Anne-Marie Aubin
Marie-Aude Murail semblait bien avoir terminé sa série romanesque avec la quatrième saison de Sauveur & fils il y a deux ans, révélant ses sources et clôturant ainsi la saga du psychologue Sauveur Saint-Yves. Mais voilà qu’elle nous offre une cinquième saison savoureuse comme une surprise, comme un cadeau : « Cette saison 5 est dédiée à Arthur Cailleau ainsi qu’à celles et ceux qui m’ont demandé d’écrire une saison 5. Aussi, elle ajoute : « Mais elle n’est pas dédiée à celles ou ceux qui déversent leur haine et leur hargne sur Internet. » Voilà, le message est clair et rejoint un article qu’elle signait dans Libération il y a quelques jours comme quoi les indignations dans le monde de l’édition entraînent une censure qui « pourrait mener jusqu’à l’impossibilité même de la fiction. »
Deux ans plus tard
« Les hommes ne savent plus qui ils sont »
Côté bureau, nous retrouvons certains de ses patients et de nouveaux surgissent, témoignant des maux de notre société. Samuel, adolescent attachant, est influencé par un étudiant plus âgé et se fait entraîner dans un cours de drague : « Ce sont les valeurs féminines qui l’emportent partout […] Ce sont les femmes qui ont le vrai pouvoir parce que ce sont les valeurs féminines qui ont triomphé. Et les hommes sont complètement castrés, ils ne savent plus ce que c’est que d’être un mec. […] Sauveur cherchait ce qui avait pu mettre Samuel, le romantique Samuel, le tendre Samuel, dans un état pareil. »
Avec humanisme et empathie, l’auteure raconte le suivi des patients au fil des semaines. Blandine souffre d’une addiction au sucre, d’où son hyperactivité. Maxime va à la maternelle, accompagné d’un auxiliaire de vie sociale. Tout semble bon pour soulager son mal-être : adopter un animal de soutien émotionnel, vivre la transcommunication hypnotique, changer de sexe… Ella devient Elliot : « Je souffre parce que les autres ne m’acceptent pas comme je suis. Ma mère me mégenre exprès dix fois par jour. Ma sœur ne veut plus me parler. On me cache du reste de la famille. »

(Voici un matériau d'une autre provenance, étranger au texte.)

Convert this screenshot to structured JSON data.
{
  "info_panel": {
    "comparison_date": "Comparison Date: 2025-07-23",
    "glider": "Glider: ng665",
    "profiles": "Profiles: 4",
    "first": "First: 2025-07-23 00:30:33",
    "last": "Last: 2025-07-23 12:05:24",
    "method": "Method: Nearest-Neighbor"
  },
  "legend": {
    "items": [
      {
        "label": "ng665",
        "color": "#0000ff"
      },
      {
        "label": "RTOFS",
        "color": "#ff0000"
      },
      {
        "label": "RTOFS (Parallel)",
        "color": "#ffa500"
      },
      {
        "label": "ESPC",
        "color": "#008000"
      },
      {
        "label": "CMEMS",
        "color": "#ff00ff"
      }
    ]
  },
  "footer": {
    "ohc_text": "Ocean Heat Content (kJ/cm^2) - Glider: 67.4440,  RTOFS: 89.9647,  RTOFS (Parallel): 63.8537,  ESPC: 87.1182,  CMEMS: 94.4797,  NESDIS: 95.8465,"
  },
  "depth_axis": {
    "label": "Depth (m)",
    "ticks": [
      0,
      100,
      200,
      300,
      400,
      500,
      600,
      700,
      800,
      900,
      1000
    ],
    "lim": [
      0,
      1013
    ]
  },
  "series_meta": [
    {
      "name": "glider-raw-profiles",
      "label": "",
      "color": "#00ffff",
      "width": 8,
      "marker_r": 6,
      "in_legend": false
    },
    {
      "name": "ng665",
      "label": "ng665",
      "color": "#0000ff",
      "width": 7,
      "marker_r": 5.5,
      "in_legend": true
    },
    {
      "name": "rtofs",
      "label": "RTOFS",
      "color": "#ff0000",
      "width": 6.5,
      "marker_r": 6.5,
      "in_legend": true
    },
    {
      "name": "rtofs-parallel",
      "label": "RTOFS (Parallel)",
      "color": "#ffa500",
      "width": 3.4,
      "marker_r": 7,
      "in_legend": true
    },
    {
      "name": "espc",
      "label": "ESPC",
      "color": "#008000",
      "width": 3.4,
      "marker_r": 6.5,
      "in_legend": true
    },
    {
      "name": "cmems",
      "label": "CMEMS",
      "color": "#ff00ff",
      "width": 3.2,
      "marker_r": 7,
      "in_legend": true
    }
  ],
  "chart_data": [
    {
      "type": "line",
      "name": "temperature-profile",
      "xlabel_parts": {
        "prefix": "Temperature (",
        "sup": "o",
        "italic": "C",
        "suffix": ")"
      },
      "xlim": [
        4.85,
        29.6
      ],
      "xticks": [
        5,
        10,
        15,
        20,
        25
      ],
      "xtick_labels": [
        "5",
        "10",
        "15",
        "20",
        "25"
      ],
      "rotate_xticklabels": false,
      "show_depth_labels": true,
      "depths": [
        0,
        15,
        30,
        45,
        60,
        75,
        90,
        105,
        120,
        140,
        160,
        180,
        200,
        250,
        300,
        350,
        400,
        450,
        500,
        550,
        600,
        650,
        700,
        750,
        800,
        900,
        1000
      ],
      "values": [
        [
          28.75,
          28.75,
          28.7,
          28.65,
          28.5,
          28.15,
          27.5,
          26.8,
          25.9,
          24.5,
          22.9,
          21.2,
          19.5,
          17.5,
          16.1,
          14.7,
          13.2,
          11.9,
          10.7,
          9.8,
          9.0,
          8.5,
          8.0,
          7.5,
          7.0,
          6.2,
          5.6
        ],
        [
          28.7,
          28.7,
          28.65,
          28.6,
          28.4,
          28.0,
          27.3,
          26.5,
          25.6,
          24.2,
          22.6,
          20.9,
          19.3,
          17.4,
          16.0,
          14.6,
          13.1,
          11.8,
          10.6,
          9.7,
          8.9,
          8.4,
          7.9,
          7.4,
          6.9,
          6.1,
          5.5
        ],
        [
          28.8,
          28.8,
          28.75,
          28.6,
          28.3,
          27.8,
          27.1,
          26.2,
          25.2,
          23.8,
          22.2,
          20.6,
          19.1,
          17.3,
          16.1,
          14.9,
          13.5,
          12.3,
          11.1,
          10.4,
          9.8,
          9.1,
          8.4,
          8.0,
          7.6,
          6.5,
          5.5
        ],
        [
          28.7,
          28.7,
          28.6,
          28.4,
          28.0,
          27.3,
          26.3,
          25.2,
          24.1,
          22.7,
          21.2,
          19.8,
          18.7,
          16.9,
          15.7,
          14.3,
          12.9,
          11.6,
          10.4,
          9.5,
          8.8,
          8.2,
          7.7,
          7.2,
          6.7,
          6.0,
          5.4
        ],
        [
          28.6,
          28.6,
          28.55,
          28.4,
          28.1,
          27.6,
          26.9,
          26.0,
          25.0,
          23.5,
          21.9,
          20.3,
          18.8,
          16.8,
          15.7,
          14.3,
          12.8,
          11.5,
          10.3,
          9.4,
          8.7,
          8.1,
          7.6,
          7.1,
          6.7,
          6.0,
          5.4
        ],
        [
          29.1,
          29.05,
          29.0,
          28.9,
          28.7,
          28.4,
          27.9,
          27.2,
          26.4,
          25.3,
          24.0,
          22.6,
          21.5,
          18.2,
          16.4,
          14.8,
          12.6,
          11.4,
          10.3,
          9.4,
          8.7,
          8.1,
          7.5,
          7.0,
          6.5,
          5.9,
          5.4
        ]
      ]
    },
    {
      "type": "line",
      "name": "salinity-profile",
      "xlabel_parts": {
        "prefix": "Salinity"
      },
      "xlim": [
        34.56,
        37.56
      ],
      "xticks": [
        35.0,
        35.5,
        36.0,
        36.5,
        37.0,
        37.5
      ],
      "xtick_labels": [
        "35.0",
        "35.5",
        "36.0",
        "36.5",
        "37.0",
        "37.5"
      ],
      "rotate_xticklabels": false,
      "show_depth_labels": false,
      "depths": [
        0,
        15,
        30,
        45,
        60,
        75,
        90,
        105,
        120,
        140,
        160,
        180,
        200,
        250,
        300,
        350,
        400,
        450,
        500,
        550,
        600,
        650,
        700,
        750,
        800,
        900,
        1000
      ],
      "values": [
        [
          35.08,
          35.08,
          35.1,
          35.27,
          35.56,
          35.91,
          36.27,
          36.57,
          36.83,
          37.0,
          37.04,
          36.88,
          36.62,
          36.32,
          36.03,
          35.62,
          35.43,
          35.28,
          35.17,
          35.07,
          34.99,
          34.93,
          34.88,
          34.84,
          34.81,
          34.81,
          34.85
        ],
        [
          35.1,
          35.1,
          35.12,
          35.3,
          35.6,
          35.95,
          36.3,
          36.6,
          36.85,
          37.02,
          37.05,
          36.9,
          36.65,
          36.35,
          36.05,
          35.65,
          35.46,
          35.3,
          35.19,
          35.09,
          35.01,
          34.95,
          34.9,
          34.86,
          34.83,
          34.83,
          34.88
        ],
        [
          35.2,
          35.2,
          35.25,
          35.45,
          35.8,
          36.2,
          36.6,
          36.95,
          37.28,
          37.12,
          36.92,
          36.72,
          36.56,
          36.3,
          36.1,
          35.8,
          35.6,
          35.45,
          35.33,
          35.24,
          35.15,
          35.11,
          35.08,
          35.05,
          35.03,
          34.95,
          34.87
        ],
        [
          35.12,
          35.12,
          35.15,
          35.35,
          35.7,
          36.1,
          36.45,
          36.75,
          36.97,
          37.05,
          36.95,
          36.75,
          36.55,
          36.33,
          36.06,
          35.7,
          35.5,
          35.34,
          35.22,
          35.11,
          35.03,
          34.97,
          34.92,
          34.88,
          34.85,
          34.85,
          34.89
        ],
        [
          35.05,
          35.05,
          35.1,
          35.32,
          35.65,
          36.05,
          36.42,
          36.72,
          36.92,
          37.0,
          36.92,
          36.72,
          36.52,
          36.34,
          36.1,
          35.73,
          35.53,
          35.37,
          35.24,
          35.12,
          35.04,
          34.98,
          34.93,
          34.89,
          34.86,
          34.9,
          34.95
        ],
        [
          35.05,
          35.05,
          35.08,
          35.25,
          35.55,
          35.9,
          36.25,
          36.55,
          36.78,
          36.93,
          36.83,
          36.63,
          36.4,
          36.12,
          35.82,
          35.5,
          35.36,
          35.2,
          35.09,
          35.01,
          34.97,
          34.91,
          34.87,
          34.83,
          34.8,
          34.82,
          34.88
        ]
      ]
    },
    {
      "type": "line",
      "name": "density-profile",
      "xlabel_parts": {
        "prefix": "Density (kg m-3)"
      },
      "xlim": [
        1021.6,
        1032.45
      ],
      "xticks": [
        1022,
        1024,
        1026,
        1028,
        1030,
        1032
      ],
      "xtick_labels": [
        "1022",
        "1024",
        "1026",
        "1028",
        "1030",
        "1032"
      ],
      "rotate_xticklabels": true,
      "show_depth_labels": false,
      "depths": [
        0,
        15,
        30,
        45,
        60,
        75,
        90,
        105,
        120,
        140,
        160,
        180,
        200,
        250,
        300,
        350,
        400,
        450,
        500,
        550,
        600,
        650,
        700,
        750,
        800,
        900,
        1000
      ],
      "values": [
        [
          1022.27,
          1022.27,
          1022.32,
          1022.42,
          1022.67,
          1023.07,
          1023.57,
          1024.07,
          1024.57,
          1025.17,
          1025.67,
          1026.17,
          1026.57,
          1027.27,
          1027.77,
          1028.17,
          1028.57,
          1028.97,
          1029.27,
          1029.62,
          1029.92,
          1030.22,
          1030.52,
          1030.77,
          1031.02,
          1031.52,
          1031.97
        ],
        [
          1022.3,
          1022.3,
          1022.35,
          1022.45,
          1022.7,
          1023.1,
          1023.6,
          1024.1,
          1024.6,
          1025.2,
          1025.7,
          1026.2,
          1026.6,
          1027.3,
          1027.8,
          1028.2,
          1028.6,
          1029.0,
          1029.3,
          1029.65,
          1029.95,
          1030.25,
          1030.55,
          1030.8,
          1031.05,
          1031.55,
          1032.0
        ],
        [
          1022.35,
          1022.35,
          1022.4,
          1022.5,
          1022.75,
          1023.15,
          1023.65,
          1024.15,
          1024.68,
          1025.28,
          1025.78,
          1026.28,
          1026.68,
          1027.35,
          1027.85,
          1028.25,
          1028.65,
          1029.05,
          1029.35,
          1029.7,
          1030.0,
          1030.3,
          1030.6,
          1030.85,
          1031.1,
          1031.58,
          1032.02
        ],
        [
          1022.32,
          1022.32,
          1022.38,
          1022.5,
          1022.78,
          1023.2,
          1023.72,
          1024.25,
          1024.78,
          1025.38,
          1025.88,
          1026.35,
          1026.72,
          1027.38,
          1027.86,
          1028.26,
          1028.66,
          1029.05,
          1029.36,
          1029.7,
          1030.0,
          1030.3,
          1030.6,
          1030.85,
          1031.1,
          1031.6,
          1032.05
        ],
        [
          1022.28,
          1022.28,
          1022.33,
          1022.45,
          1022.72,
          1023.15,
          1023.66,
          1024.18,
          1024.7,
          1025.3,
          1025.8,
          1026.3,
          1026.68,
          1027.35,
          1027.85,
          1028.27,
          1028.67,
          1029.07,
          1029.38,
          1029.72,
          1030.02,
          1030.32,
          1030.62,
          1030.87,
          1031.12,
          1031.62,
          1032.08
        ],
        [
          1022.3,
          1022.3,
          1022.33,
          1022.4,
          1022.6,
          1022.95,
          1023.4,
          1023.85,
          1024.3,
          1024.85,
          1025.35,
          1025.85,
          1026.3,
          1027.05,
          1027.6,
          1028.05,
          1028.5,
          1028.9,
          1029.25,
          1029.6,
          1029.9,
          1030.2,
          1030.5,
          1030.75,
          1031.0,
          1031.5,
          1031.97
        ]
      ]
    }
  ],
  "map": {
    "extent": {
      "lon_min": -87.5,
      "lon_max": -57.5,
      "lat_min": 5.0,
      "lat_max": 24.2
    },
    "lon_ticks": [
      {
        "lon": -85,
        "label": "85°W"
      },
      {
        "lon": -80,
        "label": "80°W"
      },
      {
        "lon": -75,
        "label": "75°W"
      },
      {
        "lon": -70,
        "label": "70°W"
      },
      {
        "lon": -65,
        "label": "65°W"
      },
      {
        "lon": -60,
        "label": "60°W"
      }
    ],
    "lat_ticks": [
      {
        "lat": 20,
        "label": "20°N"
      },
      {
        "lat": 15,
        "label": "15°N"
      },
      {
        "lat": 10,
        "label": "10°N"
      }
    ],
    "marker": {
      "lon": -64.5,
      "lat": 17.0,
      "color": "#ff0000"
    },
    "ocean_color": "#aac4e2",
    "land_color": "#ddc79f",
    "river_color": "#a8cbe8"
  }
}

« Est-ce qu’iel est heureux.se? »
Le psychologue, humain et ouvert d’esprit, en perd parfois ses repères : « Sauveur plongea dans le gouffre d’Internet comme il ne l’avait encore jamais fait. Tout d’abord, il voulut clarifier pour lui-même quelques définitions. Différence entre transsexualité et intersexualité? Genre et identité? Et transgenre? Au bout de dix minutes, il mélangeait de nouveau les définitions. » (À ce sujet, un lexique et un petit schéma de la personne Gingenre se trouvent annexés au roman.)
Les réseaux sociaux et instagram
Louise, la compagne de Sauveur, vient de publier un livre intitulé La puberté ce n’est pas une maladie, un documentaire destiné aux jeunes. Elle reçoit des courriels haineux, subit la hargne des internautes et une pétition circule afin de retirer son livre des librairies! Heureusement, son éditrice la réconforte et
l’encourage : « Laisse tomber, Louise! Efface ces messages. On a eu des super retours de youtubeuses de 14-15 ans qui ont lu ton livre. Elles, elles ont bien rigolé. Tourne la page et écris-moi la suite, tu sais, ce documentaire sur les ados et les réseaux sociaux. Ce sera la meilleure des réponses. »
Marie-Aude Murail, via ses personnages, insiste sur l’importance pour les auteures et auteurs de revendiquer leur liberté d’expression et de dénoncer les gens qui se permettent de démolir des œuvres à la moindre divergence d’opinion.
Le roman se termine sur une fin ouverte : tout n’est pas dit dans cette 5e saison, et une 6e est sans doute en route pour notre plus grand plaisir!